PHP scraping using DOM and XPath tutorial

By | 09/11/2015

Table of contents

Intorduction
DOM Tree Terminology
What are Nodes?
Retrieve your document
Prepare your file using Tidy
DOM Returned values
Locating Nodes
Load document
A single element example
A list of elements example
XPath
XPath Conditions
XPath real example
Resources

Introduction

To scrape data from a website you will need to look first into the website API if it will satisfy your needs, so use it to get the data you need, if you want to extract data not available through the website’s API, so it’s the time to roll your sleeves to write your own tiny script to extract what you want.

If you know how to program in PHP it won’t be hard to use it to extract data from any website, in this tutorial I will not explain how to build a scraper,  I will show you how to use the DOM and XPath together with PHP to navigate and extract the date you need.

DOM Tree Terminology

The Document Object Model (DOM) is a tree model structure for any given XML and HTML document, is like a family tree composed of nodes, each individual node can have child nodes

let’s take a look into the following xml example:

<breakfast>
	<food id="1">
		<name type="en">Belgian Waffles</name>
		<price currency="usd">$8.95</price>
		<description>Two of our famous Belgian Waffles with plenty of real maple syrup</description>
		<calories>650</calories>
	</food>
	<food id="2">
		<name type="en">Strawberry Belgian Waffles</name>
		<price currency="usd">$9.95</price>
		<description>Light Belgian waffles covered with strawberries and whipped cream</description>
		<calories>800</calories>
	</food>
	<food>
		<name type="en">Berry-Berry Belgian Waffles</name>
		<price currency="usd">$8.95</price>
		<description>Light Belgian waffles covered with an assortment of fresh berries and whipped cream</description>
		<calories>900</calories>
	</food>
	<food>
		<name type="fr">French Toast</name>
		<price currency="usd">$8.50</price>
		<description>Thick slices made from our homemade sourdough bread</description>
		<calories>900</calories>
	</food>
	<food>
		<name type="fr">Homestyle Breakfast</name>
		<price currency="usd">$6.95</price>
		<description>Two eggs, bacon or sausage, toast, and our ever-popular hash browns</description>
		<calories>950</calories>
	</food>
</breakfast>

xml dom tree visualization

This document consists of

  1. elements  are in yellow color
  2. attributes are in red color
  3. node values are in green color

breakfast is the root node.

food is a child of the breakfast element

name is a child of the food eleemnt

price is next sibling of the name (they share the same parent)

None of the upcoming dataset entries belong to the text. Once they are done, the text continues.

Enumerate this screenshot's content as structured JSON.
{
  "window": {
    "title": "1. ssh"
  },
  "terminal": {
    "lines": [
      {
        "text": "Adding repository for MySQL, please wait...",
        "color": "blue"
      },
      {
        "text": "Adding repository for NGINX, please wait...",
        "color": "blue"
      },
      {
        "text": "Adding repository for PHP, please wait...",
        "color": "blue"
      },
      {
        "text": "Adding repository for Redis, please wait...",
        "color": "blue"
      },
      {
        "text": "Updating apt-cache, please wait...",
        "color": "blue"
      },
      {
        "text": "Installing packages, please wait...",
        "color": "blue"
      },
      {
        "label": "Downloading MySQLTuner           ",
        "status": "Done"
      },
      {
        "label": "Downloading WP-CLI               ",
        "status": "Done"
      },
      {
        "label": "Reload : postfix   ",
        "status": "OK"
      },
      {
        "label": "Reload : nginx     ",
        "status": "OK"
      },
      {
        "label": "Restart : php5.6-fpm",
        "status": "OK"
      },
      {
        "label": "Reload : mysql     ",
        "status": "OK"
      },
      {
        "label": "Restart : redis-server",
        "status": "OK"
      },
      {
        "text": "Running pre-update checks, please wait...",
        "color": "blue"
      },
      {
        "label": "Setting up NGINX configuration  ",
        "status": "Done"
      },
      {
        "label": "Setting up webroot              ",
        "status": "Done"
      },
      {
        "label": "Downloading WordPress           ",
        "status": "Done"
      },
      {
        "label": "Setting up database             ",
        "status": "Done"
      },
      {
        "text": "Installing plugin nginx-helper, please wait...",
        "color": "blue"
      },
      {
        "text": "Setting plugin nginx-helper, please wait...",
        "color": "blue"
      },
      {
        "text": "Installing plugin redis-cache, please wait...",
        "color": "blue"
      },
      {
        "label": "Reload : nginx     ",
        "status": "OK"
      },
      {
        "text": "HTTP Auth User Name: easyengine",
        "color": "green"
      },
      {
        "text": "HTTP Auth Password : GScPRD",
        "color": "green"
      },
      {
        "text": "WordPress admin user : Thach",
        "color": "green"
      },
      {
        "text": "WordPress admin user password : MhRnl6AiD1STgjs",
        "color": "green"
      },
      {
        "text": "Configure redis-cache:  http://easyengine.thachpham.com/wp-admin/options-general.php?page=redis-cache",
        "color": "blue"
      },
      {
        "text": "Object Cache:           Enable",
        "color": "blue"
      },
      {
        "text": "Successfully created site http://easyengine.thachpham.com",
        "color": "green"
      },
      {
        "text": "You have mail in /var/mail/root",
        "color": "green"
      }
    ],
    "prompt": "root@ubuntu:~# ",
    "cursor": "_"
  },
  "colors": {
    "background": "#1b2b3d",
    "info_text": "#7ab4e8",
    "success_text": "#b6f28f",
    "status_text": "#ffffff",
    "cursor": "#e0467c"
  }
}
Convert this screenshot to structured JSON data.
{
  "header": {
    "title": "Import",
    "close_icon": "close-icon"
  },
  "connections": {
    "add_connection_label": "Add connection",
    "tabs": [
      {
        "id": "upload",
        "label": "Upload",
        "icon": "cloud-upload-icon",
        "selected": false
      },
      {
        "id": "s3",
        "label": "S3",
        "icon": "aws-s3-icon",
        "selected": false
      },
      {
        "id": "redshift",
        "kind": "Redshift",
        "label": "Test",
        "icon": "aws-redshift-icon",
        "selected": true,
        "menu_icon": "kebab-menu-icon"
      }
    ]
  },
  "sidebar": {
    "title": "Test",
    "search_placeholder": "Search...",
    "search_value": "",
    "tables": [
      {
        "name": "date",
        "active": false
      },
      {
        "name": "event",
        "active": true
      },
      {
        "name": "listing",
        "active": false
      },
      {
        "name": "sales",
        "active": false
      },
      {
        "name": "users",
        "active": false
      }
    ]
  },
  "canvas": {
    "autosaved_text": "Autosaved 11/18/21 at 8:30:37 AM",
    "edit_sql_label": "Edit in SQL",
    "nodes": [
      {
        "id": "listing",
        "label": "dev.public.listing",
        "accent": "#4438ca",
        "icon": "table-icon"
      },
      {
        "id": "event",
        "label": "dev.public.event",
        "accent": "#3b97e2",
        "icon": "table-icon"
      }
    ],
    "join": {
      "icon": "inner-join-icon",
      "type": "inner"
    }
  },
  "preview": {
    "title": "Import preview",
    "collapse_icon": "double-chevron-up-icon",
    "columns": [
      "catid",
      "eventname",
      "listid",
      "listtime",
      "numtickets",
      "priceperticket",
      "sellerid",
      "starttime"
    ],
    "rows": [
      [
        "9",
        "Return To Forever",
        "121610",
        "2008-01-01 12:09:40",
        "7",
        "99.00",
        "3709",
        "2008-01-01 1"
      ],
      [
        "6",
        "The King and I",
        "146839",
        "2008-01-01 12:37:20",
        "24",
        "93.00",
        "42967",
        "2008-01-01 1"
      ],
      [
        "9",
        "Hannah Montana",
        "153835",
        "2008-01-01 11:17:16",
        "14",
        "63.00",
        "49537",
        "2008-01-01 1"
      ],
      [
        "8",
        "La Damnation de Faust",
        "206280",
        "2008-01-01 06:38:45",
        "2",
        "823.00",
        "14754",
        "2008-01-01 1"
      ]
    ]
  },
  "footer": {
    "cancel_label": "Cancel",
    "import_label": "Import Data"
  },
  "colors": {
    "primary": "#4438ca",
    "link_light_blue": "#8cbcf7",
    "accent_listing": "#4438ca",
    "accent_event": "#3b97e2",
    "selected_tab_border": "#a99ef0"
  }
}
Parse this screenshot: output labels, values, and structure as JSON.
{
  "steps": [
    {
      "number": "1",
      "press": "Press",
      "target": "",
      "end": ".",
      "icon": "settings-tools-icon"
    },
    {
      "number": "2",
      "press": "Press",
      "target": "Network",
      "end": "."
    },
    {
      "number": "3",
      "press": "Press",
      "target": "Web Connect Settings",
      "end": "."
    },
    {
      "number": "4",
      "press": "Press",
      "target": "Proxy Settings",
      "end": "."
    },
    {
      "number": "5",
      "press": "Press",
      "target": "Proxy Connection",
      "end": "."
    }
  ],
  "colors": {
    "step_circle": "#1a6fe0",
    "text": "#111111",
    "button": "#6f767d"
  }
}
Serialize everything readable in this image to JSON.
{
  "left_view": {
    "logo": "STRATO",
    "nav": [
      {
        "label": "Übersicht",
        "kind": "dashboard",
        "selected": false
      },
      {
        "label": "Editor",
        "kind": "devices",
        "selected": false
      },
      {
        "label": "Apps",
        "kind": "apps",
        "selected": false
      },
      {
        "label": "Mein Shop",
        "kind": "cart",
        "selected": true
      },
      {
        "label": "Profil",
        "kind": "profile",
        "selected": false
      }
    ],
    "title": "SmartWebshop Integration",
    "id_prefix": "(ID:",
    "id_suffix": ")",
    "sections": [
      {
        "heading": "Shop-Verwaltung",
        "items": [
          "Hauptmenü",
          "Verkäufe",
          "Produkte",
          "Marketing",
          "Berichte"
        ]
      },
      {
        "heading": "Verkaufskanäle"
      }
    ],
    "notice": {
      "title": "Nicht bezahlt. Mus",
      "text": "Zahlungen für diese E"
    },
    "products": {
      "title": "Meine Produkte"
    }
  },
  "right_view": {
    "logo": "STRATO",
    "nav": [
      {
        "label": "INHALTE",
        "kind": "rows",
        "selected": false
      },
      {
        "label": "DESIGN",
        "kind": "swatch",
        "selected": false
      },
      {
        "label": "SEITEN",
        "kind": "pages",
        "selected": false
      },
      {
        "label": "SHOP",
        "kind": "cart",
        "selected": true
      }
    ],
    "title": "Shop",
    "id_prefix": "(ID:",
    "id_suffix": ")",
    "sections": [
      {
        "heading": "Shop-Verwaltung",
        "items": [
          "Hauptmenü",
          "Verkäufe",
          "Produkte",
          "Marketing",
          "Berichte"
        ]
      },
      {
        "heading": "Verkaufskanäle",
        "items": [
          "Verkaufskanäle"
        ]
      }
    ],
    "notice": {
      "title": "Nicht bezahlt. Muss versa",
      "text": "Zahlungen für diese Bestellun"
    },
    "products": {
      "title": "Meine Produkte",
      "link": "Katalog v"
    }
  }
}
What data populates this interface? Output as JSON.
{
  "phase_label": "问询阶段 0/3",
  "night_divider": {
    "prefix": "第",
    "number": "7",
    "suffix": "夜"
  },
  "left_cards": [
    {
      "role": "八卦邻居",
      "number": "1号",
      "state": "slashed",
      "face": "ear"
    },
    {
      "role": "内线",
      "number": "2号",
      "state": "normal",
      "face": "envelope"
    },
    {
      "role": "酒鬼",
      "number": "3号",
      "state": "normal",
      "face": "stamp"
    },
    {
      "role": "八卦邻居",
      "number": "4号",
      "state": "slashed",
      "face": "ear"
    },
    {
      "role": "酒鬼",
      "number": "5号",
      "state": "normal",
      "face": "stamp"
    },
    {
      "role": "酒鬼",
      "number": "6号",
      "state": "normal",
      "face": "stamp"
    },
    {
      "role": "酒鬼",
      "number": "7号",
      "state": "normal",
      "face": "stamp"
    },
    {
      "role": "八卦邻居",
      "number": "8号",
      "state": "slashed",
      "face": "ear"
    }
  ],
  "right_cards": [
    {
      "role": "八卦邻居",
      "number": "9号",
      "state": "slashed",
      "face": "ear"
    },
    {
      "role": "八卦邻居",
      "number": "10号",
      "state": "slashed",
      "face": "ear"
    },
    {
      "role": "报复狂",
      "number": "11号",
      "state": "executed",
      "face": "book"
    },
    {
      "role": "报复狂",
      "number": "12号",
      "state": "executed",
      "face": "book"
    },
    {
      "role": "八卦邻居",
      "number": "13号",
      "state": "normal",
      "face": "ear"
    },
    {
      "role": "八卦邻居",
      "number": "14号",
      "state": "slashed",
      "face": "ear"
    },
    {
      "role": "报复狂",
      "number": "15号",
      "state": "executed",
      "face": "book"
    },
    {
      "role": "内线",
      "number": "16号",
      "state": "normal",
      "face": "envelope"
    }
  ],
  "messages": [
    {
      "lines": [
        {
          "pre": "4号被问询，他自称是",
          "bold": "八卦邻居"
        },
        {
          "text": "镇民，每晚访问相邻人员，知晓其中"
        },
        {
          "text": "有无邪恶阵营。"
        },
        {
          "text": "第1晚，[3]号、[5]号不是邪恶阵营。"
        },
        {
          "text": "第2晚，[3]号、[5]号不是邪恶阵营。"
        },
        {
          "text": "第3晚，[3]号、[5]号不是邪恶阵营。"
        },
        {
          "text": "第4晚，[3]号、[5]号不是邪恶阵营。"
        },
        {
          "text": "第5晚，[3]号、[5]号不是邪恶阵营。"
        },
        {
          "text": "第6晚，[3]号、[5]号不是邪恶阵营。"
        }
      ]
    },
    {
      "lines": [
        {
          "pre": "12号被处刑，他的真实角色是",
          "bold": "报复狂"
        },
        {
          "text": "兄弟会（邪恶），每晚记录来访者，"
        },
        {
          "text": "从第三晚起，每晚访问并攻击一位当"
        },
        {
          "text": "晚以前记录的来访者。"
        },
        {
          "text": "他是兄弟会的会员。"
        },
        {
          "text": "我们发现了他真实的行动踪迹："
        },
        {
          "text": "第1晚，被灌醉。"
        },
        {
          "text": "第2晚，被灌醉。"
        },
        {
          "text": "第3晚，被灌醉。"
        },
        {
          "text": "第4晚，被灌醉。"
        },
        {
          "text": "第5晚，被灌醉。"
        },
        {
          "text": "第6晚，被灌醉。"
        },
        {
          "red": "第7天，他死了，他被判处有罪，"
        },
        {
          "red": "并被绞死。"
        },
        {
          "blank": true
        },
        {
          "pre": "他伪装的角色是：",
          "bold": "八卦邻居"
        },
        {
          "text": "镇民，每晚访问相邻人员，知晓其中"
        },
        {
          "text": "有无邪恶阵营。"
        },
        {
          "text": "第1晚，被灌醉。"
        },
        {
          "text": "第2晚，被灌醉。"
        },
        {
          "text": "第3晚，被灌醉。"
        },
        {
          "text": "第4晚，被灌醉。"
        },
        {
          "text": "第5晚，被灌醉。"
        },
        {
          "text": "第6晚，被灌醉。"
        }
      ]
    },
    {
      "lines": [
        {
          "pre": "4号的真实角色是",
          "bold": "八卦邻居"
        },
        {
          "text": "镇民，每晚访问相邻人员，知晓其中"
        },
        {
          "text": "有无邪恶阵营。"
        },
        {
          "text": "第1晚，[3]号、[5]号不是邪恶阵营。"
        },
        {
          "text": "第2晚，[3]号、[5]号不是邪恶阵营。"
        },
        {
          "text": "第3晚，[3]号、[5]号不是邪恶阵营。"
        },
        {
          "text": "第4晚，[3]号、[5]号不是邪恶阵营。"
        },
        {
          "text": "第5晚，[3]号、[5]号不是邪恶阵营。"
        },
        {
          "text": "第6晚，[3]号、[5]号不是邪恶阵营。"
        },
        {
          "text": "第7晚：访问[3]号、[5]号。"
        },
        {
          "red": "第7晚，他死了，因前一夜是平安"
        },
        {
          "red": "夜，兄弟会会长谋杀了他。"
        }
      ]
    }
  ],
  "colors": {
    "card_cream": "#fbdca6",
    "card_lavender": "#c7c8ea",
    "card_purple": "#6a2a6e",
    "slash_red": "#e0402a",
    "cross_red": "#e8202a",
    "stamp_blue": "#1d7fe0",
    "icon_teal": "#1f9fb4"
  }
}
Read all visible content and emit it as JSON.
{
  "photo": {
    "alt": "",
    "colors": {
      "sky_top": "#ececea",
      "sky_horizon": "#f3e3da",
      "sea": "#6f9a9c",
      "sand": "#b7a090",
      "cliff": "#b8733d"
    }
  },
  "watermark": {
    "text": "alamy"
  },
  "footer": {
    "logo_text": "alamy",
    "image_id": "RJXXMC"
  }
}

name is the previous sibling of price (they share the same parent)

$6.95 is the node value of the price element ( aka tag)

What are Nodes ?

There are different types of nodes including:
elements nodes: they are of the form <tagname>  and everything in between </tagname>
attributes nodes: they are attributes inside element tags: <tagname attribute=value>
text nodes: the text content of element tags, the text between <tagname> and </tagname>
for example:

<catalog>
	 <book ISBN="1-861003-11-0"›
		 <title>Professional XML</title>
		 <author>Didier Martin et al.</author>
		 <publisher>Wrox</publisher> 
		 <year>2000</year>
	 </book>
		 <book ISBN="0-596-52932-5"› 
		 <title>Programming Collective Intelligence</title> 
		 <author>Toby Segaran</author> 
		 <publisher>oreilly</publisher> 
		 <year>2007</year> 
	 </book> 
 </catalog>

xml nodes types

Retrieve your document

in PHP there are many ways to retrieve the document in which we will parse it there are some builtin functions like file_get_contents and you can use the cURL extension for this tutorial I will keep it simple and retrieve the documents using file_get_contents which works with http and https protocols.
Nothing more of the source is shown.